A big part of the difference is that he had no siblings or cousins growing up. When we had kids, he knew he had no idea what he was doing - his expectations were low. I had siblings, cousins, babysitting - I knew how to take care of kids - I was born to be a mom, this was going to be easy. Well, surprise, it's not easy!
I definitely think I will do some research for a local therapist.
DD lost and born 9/18/2013 at 24 weeks (Trisomy 18) DS born 6/16/2015 (at 39 weeks 6 days, after emergency cerclage at 23 weeks and 14 weeks of bed rest)
Post by saltandvinegar on Apr 3, 2017 15:23:56 GMT -5
salmon2017, - A therapist may be a good idea but sometimes it can be helpful to just call another "mom" friend to vent & let it out at the time. The longer I hold stuff in the worse it becomes. I have a BFF that I should just start paying & calling her my therapist because I feel so much better after a vent session with her. I've stopped reading and researching so much & am learning to just go with the flow & do what feels right at the time. It takes a lot of the pressure off of worrying whether I'm doing it "right".
@wicky, - When I was pregnant with DS, one of the reasons I wanted to find out the sex ahead of time was because everyone in the family wanted a girl (there were already 7 boys) and even DH already had a son so he wanted a girl too. I didn't want there to be any disappointment when I actually delivered. I think there was some initial disappointment when we found out and now I feel so silly about it. I can't image anything other than him & am so happy that we had a boy. This time around I still think it would be fun to have a girl but having a boy has been so fun & perfect that I kind want it to be another boy!
@wicky the glass is out but they had to cut into my foot to get the glass out which is why it hurts. It's currently feeling ok. It was about 1/4 inch of glass
[ High Risk for Intrahepatic Cholestasis of Pregnancy - Fight the Itch Save a Life Kayden October 21, 2012 and Mira August 16, 2014 Angels Lucas, Serena, and Ana
@gotgingy, we had to do hours of intensive in-home behavioral therapy. He finally quit physically attacking me and his behavior at home leveled out. I use a point system for him now that focuses on positive reinforcement and I had immediate success with it.

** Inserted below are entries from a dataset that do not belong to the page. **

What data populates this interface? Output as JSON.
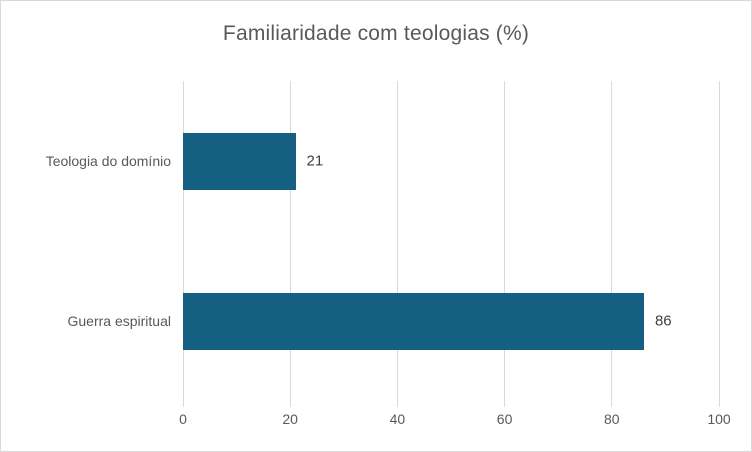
{
  "window": {
    "background_color": "#ffffff",
    "border_color": "#d9d9d9"
  },
  "chart_data": {
    "type": "bar",
    "orientation": "horizontal",
    "title": "Familiaridade com teologias (%)",
    "categories": [
      "Teologia do domínio",
      "Guerra espiritual"
    ],
    "values": [
      21,
      86
    ],
    "data_labels": [
      "21",
      "86"
    ],
    "xlabel": "",
    "ylabel": "",
    "xlim": [
      0,
      100
    ],
    "x_ticks": [
      0,
      20,
      40,
      60,
      80,
      100
    ],
    "x_tick_labels": [
      "0",
      "20",
      "40",
      "60",
      "80",
      "100"
    ],
    "grid": true,
    "legend": false,
    "bar_color": "#156082",
    "gridline_color": "#d9d9d9",
    "title_color": "#595959",
    "axis_label_color": "#595959",
    "category_label_color": "#595959",
    "data_label_color": "#404040"
  }
}
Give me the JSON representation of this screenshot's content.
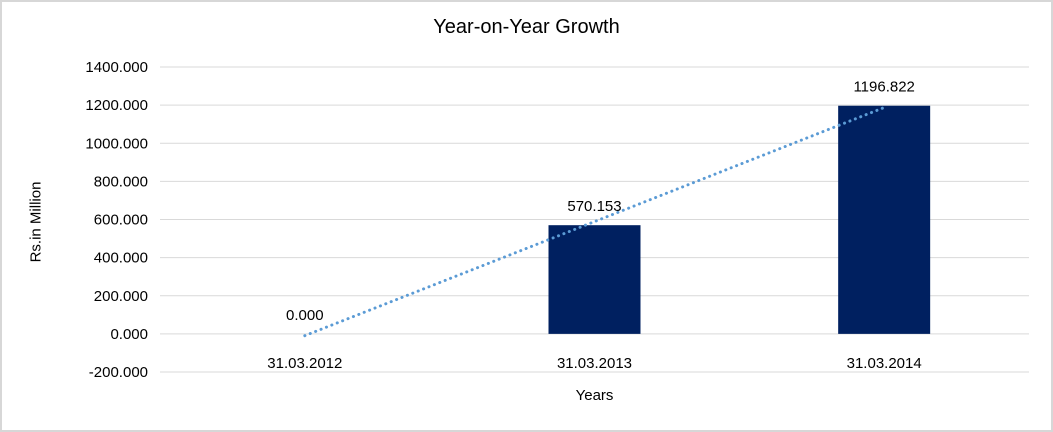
{
  "chart_data": {
    "type": "bar",
    "title": "Year-on-Year Growth",
    "xlabel": "Years",
    "ylabel": "Rs.in Million",
    "categories": [
      "31.03.2012",
      "31.03.2013",
      "31.03.2014"
    ],
    "values": [
      0,
      570.153,
      1196.822
    ],
    "data_labels": [
      "0.000",
      "570.153",
      "1196.822"
    ],
    "ylim": [
      -200,
      1400
    ],
    "ytick_step": 200,
    "ytick_labels": [
      "-200.000",
      "0.000",
      "200.000",
      "400.000",
      "600.000",
      "800.000",
      "1000.000",
      "1200.000",
      "1400.000"
    ],
    "grid": "horizontal",
    "grid_color": "#D9D9D9",
    "legend": "none",
    "bar_color": "#002060",
    "trendline": {
      "type": "linear",
      "style": "dotted",
      "color": "#5B9BD5",
      "start_value": -9.4,
      "end_value": 1187.4
    }
  }
}
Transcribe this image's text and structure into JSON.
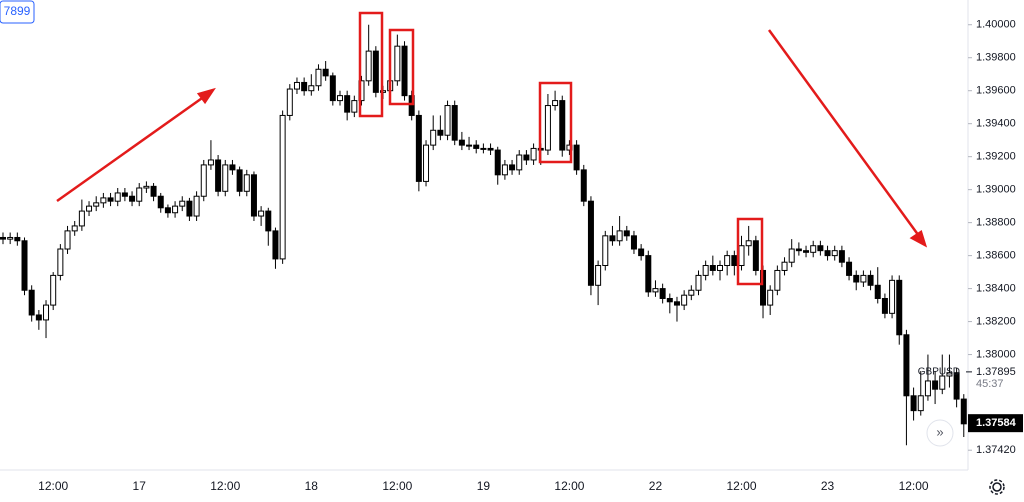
{
  "chart_data": {
    "type": "candlestick",
    "symbol": "GBPUSD",
    "symbol_price": {
      "value": 1.37895,
      "label": "1.37895"
    },
    "countdown": "45:37",
    "last_price": {
      "value": 1.37584,
      "label": "1.37584"
    },
    "corner_label": "7899",
    "up_color": "#ffffff",
    "down_color": "#000000",
    "edge_color": "#000000",
    "ylim": [
      1.373,
      1.4015
    ],
    "yticks": [
      {
        "value": 1.4,
        "label": "1.40000"
      },
      {
        "value": 1.398,
        "label": "1.39800"
      },
      {
        "value": 1.396,
        "label": "1.39600"
      },
      {
        "value": 1.394,
        "label": "1.39400"
      },
      {
        "value": 1.392,
        "label": "1.39200"
      },
      {
        "value": 1.39,
        "label": "1.39000"
      },
      {
        "value": 1.388,
        "label": "1.38800"
      },
      {
        "value": 1.386,
        "label": "1.38600"
      },
      {
        "value": 1.384,
        "label": "1.38400"
      },
      {
        "value": 1.382,
        "label": "1.38200"
      },
      {
        "value": 1.38,
        "label": "1.38000"
      },
      {
        "value": 1.3742,
        "label": "1.37420"
      }
    ],
    "categories": [
      null,
      null,
      null,
      null,
      null,
      null,
      null,
      "12:00",
      null,
      null,
      null,
      null,
      null,
      null,
      null,
      null,
      null,
      null,
      null,
      "17",
      null,
      null,
      null,
      null,
      null,
      null,
      null,
      null,
      null,
      null,
      null,
      "12:00",
      null,
      null,
      null,
      null,
      null,
      null,
      null,
      null,
      null,
      null,
      null,
      "18",
      null,
      null,
      null,
      null,
      null,
      null,
      null,
      null,
      null,
      null,
      null,
      "12:00",
      null,
      null,
      null,
      null,
      null,
      null,
      null,
      null,
      null,
      null,
      null,
      "19",
      null,
      null,
      null,
      null,
      null,
      null,
      null,
      null,
      null,
      null,
      null,
      "12:00",
      null,
      null,
      null,
      null,
      null,
      null,
      null,
      null,
      null,
      null,
      null,
      "22",
      null,
      null,
      null,
      null,
      null,
      null,
      null,
      null,
      null,
      null,
      null,
      "12:00",
      null,
      null,
      null,
      null,
      null,
      null,
      null,
      null,
      null,
      null,
      null,
      "23",
      null,
      null,
      null,
      null,
      null,
      null,
      null,
      null,
      null,
      null,
      null,
      "12:00",
      null,
      null,
      null,
      null,
      null,
      null,
      null
    ],
    "open": [
      1.3871,
      1.387,
      1.3871,
      1.3869,
      1.3839,
      1.3824,
      1.3821,
      1.383,
      1.3848,
      1.3864,
      1.3875,
      1.3878,
      1.3887,
      1.389,
      1.3892,
      1.3895,
      1.3893,
      1.3898,
      1.3896,
      1.3893,
      1.3901,
      1.3902,
      1.3896,
      1.3889,
      1.3886,
      1.389,
      1.3893,
      1.3884,
      1.3896,
      1.3915,
      1.3918,
      1.3899,
      1.3915,
      1.3912,
      1.3899,
      1.3909,
      1.3884,
      1.3887,
      1.3875,
      1.3858,
      1.3945,
      1.3961,
      1.3965,
      1.396,
      1.3963,
      1.3973,
      1.3969,
      1.3954,
      1.3957,
      1.3947,
      1.3954,
      1.3966,
      1.3984,
      1.3959,
      1.396,
      1.3966,
      1.3987,
      1.3957,
      1.3945,
      1.3905,
      1.3927,
      1.3936,
      1.3933,
      1.3951,
      1.393,
      1.3927,
      1.3927,
      1.3925,
      1.3925,
      1.3924,
      1.3909,
      1.3915,
      1.3912,
      1.3921,
      1.3918,
      1.3925,
      1.3924,
      1.3951,
      1.3954,
      1.3924,
      1.3927,
      1.3912,
      1.3893,
      1.3842,
      1.3854,
      1.3872,
      1.3869,
      1.3875,
      1.3872,
      1.3864,
      1.386,
      1.3838,
      1.384,
      1.3834,
      1.3832,
      1.383,
      1.3836,
      1.3839,
      1.3848,
      1.3854,
      1.3851,
      1.3854,
      1.386,
      1.3854,
      1.3866,
      1.3869,
      1.3851,
      1.383,
      1.3839,
      1.3851,
      1.3856,
      1.3864,
      1.3863,
      1.3862,
      1.3866,
      1.3863,
      1.386,
      1.3863,
      1.3856,
      1.3848,
      1.3844,
      1.3848,
      1.3842,
      1.3834,
      1.3825,
      1.3845,
      1.3812,
      1.3775,
      1.3766,
      1.3775,
      1.3784,
      1.3779,
      1.3787,
      1.3789,
      1.3773
    ],
    "high": [
      1.3874,
      1.3874,
      1.3874,
      1.3871,
      1.3842,
      1.3827,
      1.3833,
      1.385,
      1.3867,
      1.3878,
      1.3881,
      1.3894,
      1.3893,
      1.3896,
      1.3898,
      1.3898,
      1.3901,
      1.3901,
      1.3899,
      1.3904,
      1.3905,
      1.3904,
      1.3898,
      1.3891,
      1.3893,
      1.3896,
      1.3895,
      1.3899,
      1.3918,
      1.393,
      1.3921,
      1.3918,
      1.3918,
      1.3914,
      1.3912,
      1.3911,
      1.389,
      1.3889,
      1.3877,
      1.3948,
      1.3964,
      1.3968,
      1.3968,
      1.397,
      1.3976,
      1.3978,
      1.3971,
      1.396,
      1.396,
      1.3957,
      1.3969,
      1.4,
      1.3987,
      1.3963,
      1.3969,
      1.3994,
      1.399,
      1.396,
      1.3948,
      1.393,
      1.3945,
      1.3945,
      1.3954,
      1.3954,
      1.3935,
      1.3932,
      1.393,
      1.3928,
      1.3928,
      1.3926,
      1.3918,
      1.3918,
      1.3924,
      1.3924,
      1.3928,
      1.3928,
      1.3958,
      1.396,
      1.3957,
      1.393,
      1.393,
      1.3915,
      1.3896,
      1.3857,
      1.3875,
      1.3878,
      1.3884,
      1.3878,
      1.3875,
      1.3867,
      1.3863,
      1.3845,
      1.3843,
      1.3837,
      1.3835,
      1.3839,
      1.3842,
      1.3851,
      1.3857,
      1.386,
      1.3857,
      1.3863,
      1.3863,
      1.3872,
      1.3878,
      1.3872,
      1.3854,
      1.3842,
      1.3854,
      1.3859,
      1.387,
      1.3868,
      1.3866,
      1.3869,
      1.3869,
      1.3866,
      1.3866,
      1.3866,
      1.3859,
      1.3851,
      1.3851,
      1.3851,
      1.3853,
      1.3837,
      1.3848,
      1.3848,
      1.3815,
      1.378,
      1.379,
      1.38,
      1.379,
      1.38,
      1.38,
      1.3792,
      1.3776
    ],
    "low": [
      1.3867,
      1.3867,
      1.3866,
      1.3836,
      1.382,
      1.3815,
      1.381,
      1.3827,
      1.3845,
      1.3861,
      1.3872,
      1.3875,
      1.3884,
      1.3887,
      1.3889,
      1.389,
      1.389,
      1.3893,
      1.389,
      1.389,
      1.3898,
      1.3893,
      1.3886,
      1.3883,
      1.3883,
      1.3887,
      1.3881,
      1.3881,
      1.3893,
      1.3912,
      1.3896,
      1.3896,
      1.3909,
      1.3896,
      1.3896,
      1.3881,
      1.3878,
      1.3866,
      1.3852,
      1.3855,
      1.3942,
      1.3958,
      1.3957,
      1.3957,
      1.396,
      1.3966,
      1.3951,
      1.3951,
      1.3942,
      1.3944,
      1.3951,
      1.3963,
      1.3956,
      1.3955,
      1.3957,
      1.3963,
      1.3954,
      1.3942,
      1.3899,
      1.3902,
      1.3924,
      1.393,
      1.393,
      1.3927,
      1.3924,
      1.3924,
      1.3922,
      1.3922,
      1.3921,
      1.3903,
      1.3906,
      1.3909,
      1.3909,
      1.3915,
      1.3915,
      1.3915,
      1.3921,
      1.3948,
      1.392,
      1.3921,
      1.3909,
      1.389,
      1.3836,
      1.383,
      1.3851,
      1.3866,
      1.3866,
      1.3869,
      1.3861,
      1.3857,
      1.3835,
      1.3835,
      1.3831,
      1.3825,
      1.382,
      1.3827,
      1.3833,
      1.3836,
      1.3845,
      1.3848,
      1.3845,
      1.3848,
      1.3848,
      1.3851,
      1.386,
      1.3848,
      1.3822,
      1.3824,
      1.3836,
      1.3848,
      1.3853,
      1.386,
      1.3859,
      1.3859,
      1.386,
      1.3857,
      1.3857,
      1.3853,
      1.3845,
      1.3839,
      1.3841,
      1.3839,
      1.3831,
      1.3822,
      1.3822,
      1.3806,
      1.3745,
      1.376,
      1.3763,
      1.3772,
      1.377,
      1.3776,
      1.378,
      1.3768,
      1.375
    ],
    "close": [
      1.387,
      1.3871,
      1.3869,
      1.3839,
      1.3824,
      1.3821,
      1.383,
      1.3848,
      1.3864,
      1.3875,
      1.3878,
      1.3887,
      1.389,
      1.3892,
      1.3895,
      1.3893,
      1.3898,
      1.3896,
      1.3893,
      1.3901,
      1.3902,
      1.3896,
      1.3889,
      1.3886,
      1.389,
      1.3893,
      1.3884,
      1.3896,
      1.3915,
      1.3918,
      1.3899,
      1.3915,
      1.3912,
      1.3899,
      1.3909,
      1.3884,
      1.3887,
      1.3875,
      1.3858,
      1.3945,
      1.3961,
      1.3965,
      1.396,
      1.3963,
      1.3973,
      1.3969,
      1.3954,
      1.3957,
      1.3947,
      1.3954,
      1.3966,
      1.3984,
      1.3959,
      1.396,
      1.3966,
      1.3987,
      1.3957,
      1.3945,
      1.3905,
      1.3927,
      1.3936,
      1.3933,
      1.3951,
      1.393,
      1.3927,
      1.3927,
      1.3925,
      1.3925,
      1.3924,
      1.3909,
      1.3915,
      1.3912,
      1.3921,
      1.3918,
      1.3925,
      1.3924,
      1.3951,
      1.3954,
      1.3924,
      1.3927,
      1.3912,
      1.3893,
      1.3842,
      1.3854,
      1.3872,
      1.3869,
      1.3875,
      1.3872,
      1.3864,
      1.386,
      1.3838,
      1.384,
      1.3834,
      1.3832,
      1.383,
      1.3836,
      1.3839,
      1.3848,
      1.3854,
      1.3851,
      1.3854,
      1.386,
      1.3854,
      1.3866,
      1.3869,
      1.3851,
      1.383,
      1.3839,
      1.3851,
      1.3856,
      1.3864,
      1.3863,
      1.3862,
      1.3866,
      1.3863,
      1.386,
      1.3863,
      1.3856,
      1.3848,
      1.3844,
      1.3848,
      1.3842,
      1.3834,
      1.3825,
      1.3845,
      1.3812,
      1.3775,
      1.3766,
      1.3775,
      1.3784,
      1.3779,
      1.3787,
      1.3789,
      1.3773,
      1.3758
    ]
  }
}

Six months ago we were discussing whether we needed to put him in a facility that helps kids with behavioral problems. Then we started seeing a new therapist and she recommended the point system and his behavior transformed so much that we no longer needed to discuss putting him anywhere. If you ever need to talk to someone feel free to pm me.
@gotgingy, I always call DS1's outbursts toddler tantrums too. It's the only way to describe them. He is 14 too so way to old to be doing that. We recently started him on time released Focalin (I think that is how you spell it). I feel like that helps his ADHD and keeps him from being so compulsive with his behavior.
I checked in earlier and didn't write anything because emotional. It's a long, sordid tale (not that long or sordid but legitimately not worth sharing). My best friend had a baby! And I'm thrilled but I'm sad that I can't be there for her and sad for myself and jealous of her med-free, fast labor. So lots of feelings today.
And I'm 100% over having daily headaches so that's a pregnancy symptom that can GTFO.